Paddy Linden

Sport
- Sport: Gaelic football
- Position: Goalkeeper

Club
- Years: Club
- Ballybay Pearse Brothers

Club titles
- Monaghan titles: 1

Inter-county
- Years: County
- Monaghan county team

Inter-county titles
- Ulster titles: 3
- NFL: 1

= Paddy Linden =

Monaghan Gaelic football goalkeeper

Paddy Linden (born 1954/1955) is a former Gaelic footballer with Ballybay Pearse Brothers and Monaghan. He was a goalkeeper for the teams and often a corner-back for Ballybay. For nearly two decades he was an inter-county player. He is a nephew of the late Cavan player Jack Smallhorny.
==Career==
===Early career===
He served his apprenticeship with Paul McCarthy, the Ballybay, Monaghan and Railway Cup Ulster player.
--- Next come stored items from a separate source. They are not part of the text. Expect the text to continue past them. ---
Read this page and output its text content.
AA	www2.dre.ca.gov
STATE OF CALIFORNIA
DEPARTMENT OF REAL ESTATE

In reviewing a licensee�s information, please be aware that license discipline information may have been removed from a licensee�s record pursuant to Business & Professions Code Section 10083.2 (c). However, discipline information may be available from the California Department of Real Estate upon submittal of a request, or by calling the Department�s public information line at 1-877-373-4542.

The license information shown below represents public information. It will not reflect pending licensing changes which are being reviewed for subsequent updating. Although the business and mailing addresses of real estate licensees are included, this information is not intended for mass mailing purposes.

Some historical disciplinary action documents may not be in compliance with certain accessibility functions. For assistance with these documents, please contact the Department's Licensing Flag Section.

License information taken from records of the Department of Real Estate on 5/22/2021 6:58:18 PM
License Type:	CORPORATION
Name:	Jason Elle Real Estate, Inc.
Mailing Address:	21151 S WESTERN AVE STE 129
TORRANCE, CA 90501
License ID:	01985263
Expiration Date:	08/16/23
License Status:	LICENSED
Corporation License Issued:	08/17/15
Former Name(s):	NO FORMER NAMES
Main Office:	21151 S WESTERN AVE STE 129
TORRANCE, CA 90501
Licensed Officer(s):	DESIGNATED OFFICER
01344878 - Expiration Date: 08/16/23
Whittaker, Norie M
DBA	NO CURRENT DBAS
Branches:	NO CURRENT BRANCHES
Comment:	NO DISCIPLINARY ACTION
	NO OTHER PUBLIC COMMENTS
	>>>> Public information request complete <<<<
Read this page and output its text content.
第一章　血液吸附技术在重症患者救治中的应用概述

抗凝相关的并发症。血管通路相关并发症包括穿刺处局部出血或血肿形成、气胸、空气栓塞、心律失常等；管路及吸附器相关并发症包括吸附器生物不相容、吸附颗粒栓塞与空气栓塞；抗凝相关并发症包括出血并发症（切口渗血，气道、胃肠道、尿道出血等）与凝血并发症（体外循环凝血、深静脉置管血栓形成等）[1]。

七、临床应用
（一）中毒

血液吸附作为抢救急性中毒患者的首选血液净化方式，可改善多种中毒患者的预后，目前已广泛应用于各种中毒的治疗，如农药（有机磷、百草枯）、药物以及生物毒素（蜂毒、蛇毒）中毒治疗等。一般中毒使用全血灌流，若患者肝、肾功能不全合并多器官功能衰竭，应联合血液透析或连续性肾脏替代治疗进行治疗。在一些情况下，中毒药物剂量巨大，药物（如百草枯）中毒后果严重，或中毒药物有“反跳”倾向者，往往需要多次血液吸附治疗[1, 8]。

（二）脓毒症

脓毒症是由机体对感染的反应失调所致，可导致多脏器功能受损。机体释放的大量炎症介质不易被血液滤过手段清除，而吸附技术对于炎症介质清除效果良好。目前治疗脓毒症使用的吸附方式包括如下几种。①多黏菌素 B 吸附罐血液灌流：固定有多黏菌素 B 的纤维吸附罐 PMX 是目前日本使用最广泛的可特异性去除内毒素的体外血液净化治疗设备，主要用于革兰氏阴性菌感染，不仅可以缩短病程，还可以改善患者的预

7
When McCarthy moved into the forward line for Ballybay's replayed 1975 county champions final against Castleblayney Faughs, the position of goalkeeper became available and Linden took the opportunity. Ballybay won a county Division One League title in 1978, with Linden in nets, but he had to wait eight years for another. He won a county league medal in 1986 and a Senior County Championship medal in 1987. Joe McMahon, known for his part in the Ballybay-Drumhowan Murray Cup amalgamation side, originally asked Linden in to try the netminder position when Linden was a young man. He played with players such as Kieran Finlay and Gerry Duffy, and the Tullycorbet parish combination got a Murry Cup title.
===County appearances, car accident===
Linden did not get in on the county minor set-up. He was in on the under-21 set-up, but Clones goalkeeper Gerry McGarry had the spot on the team. His first appearance for Monaghan was at senior level. He got selected for the county team in 1978, succeeding McGarry when Seán McCague was appointed as the manager. He conceded four goals at Casement Park in his debut against Antrim, but continued in the netminding role. Monaghan surprised when they won the 1979 Ulster Senior Football Championship, with Linden. He got a Railway Cup medal next year while playing for Ulster. He was involved in a car accident in 1981, but kept on playing despite serious injuries. He took eighteen months to recover, but it took a heavy physical and psychological toll on his athleticism and he lost two and a half stone.
===Recovery and national success===
He got back inside the county frame in late 1982. He had a place on the 1985 Ulster Championship winning team, which took Kerry to an All Ireland Semi Final replay in 1985. He took another Ulster medal in 1988. Linden holds his 1984–85 National Football League medal as his most prized possession. In 1988 Linden became a household name around the country when at age 33 he won Ulster, County and Railway Cup medals and got an All Star Award. He won attention by saving a penalty hit by Larry Tompkins in the 12th minute of the 1988 All Ireland Senior Semi Final.
===Retirement===
After the 1991 Championship he retired over criticism after the Derry game in Celtic Park. He came back as a stand-in for the 1992 Dr McKenna Cup. Team manager Liam Stirrat pushed him out in the autumn of 1991. Linden was memorable for his dare-devil antics on the pitch, flying off the line, and was 37 in 1992, older than anyone else on the team. He assists younger players at his club.
==Awards==
Linden was the first Ulster player ever to get an All Star. He was Ballybay's first (and so far only) All Star and was inducted into the Monaghan GAA Hall of Fame.